Seneca, On the Happy Life 32: Liberty Under the Yoke



. . . Whoever on the other hand forms an alliance, and that, too, a one-sided one, between virtue and pleasure, clogs whatever strength the one may possess by the weakness of the other, and sends liberty under the yoke, for liberty can only remain unconquered as long as she knows nothing more valuable than herself.

For he begins to need the help of Fortune, which is the most utter slavery. His life becomes anxious, full of suspicion, timorous, fearful of accidents, waiting in agony for critical moments of time. You do not afford virtue a solid immovable base if you bid it stand on what is unsteady, and what can be so unsteady as dependence on mere chance, and the vicissitudes of the body and of those things that act on the body?

How can such a man obey God and receive everything which comes to pass in a cheerful spirit, never complaining of fate, and putting a good construction upon everything that befalls him, if he be agitated by the petty pin-pricks of pleasures and pains?

A man cannot be a good protector of his country, a good avenger of her wrongs, or a good defender of his friends, if he is inclined to pleasures. . . .

—Seneca the Younger, On the happy life, Chapter 15 (tr Stewart)

The liberty Seneca speaks of is the power to rule oneself, that foundation upon which the whole structure of Stoic happiness is built. To be genuinely free is not to assert the power of the will over the world, but to take complete responsibility for our choices in the world.

The happy man should not expect to shape things in his own image, and Fortune will have her own way with what is under her authority.

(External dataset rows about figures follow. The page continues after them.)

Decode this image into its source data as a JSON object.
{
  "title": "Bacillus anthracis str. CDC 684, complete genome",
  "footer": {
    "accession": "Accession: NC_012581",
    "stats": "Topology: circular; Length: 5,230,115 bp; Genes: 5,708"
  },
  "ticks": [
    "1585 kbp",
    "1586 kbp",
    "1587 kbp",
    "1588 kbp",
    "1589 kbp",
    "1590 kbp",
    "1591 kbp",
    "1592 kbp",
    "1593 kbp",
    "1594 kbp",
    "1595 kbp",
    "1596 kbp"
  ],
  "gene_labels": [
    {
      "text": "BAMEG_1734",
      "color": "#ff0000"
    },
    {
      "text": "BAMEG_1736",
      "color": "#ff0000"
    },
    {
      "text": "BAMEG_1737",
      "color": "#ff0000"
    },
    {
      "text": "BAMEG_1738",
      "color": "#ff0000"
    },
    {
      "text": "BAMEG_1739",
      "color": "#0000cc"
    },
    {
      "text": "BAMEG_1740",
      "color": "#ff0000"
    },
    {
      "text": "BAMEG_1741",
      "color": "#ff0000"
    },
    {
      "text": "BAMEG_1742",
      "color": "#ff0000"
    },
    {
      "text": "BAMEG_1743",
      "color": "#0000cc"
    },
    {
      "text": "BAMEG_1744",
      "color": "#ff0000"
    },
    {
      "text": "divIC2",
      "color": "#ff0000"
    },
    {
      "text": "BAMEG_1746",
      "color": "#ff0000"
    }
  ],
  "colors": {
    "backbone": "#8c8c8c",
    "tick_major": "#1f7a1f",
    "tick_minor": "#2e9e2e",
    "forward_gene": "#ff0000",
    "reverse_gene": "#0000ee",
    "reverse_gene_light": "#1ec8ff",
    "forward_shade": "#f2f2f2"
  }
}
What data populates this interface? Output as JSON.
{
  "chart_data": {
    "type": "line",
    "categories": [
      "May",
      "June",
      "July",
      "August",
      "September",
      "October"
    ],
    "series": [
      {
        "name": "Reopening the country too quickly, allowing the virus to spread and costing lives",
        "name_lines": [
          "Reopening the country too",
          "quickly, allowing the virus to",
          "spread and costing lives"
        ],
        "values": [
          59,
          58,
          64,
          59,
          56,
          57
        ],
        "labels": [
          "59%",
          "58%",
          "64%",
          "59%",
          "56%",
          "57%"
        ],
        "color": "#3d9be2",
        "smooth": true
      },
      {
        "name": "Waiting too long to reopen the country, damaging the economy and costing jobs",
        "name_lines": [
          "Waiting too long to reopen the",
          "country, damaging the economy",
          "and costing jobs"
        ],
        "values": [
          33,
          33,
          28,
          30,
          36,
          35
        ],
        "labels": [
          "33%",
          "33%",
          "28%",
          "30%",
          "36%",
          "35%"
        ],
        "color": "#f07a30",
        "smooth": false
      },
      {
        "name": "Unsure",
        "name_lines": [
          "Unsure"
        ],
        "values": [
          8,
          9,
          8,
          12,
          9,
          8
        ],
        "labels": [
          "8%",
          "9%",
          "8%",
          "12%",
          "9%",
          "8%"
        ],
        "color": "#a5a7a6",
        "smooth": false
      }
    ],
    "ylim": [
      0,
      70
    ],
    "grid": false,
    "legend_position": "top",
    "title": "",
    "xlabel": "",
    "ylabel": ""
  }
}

The happy man will rather improve himself regarding what is under his own authority, in the way that he judges, chooses, and acts. To permit my own happiness to depend upon my circumstances is to make those circumstances more valuable than myself, whether it is in the pursuit of pleasure, or of fame, or of power. These things are not mine, they do not concern me, and I enslave myself to them whenever I choose to pursue them. My weakness is then in the willful surrender of my self-reliance.

If I wish to build upon something unmoving, I need only look to Nature, and how she asks me to live within her order. I often notice how our frustration and complaints at the unfair ways of the world seem to become more exaggerated as we become more spoiled and entitled. This should be a clear sign that the things we think are gifts to our freedom are actually only burdens to our happiness. I need to change the focus of my attention.

Growing up in New England, I was baffled by the many luxurious vacation houses built on beaches that would soon be washed away by the elements. When I moved west, I noticed how greedy developers built family homes that soon succumbed to flooding or plunged into sinkholes. There is then often outrage and blame, even though people of common sense had known for centuries not to build on such poor land.

As one of my old philosophy professors, known for his especially painful sense of humor, would often say, “The yokes on you.”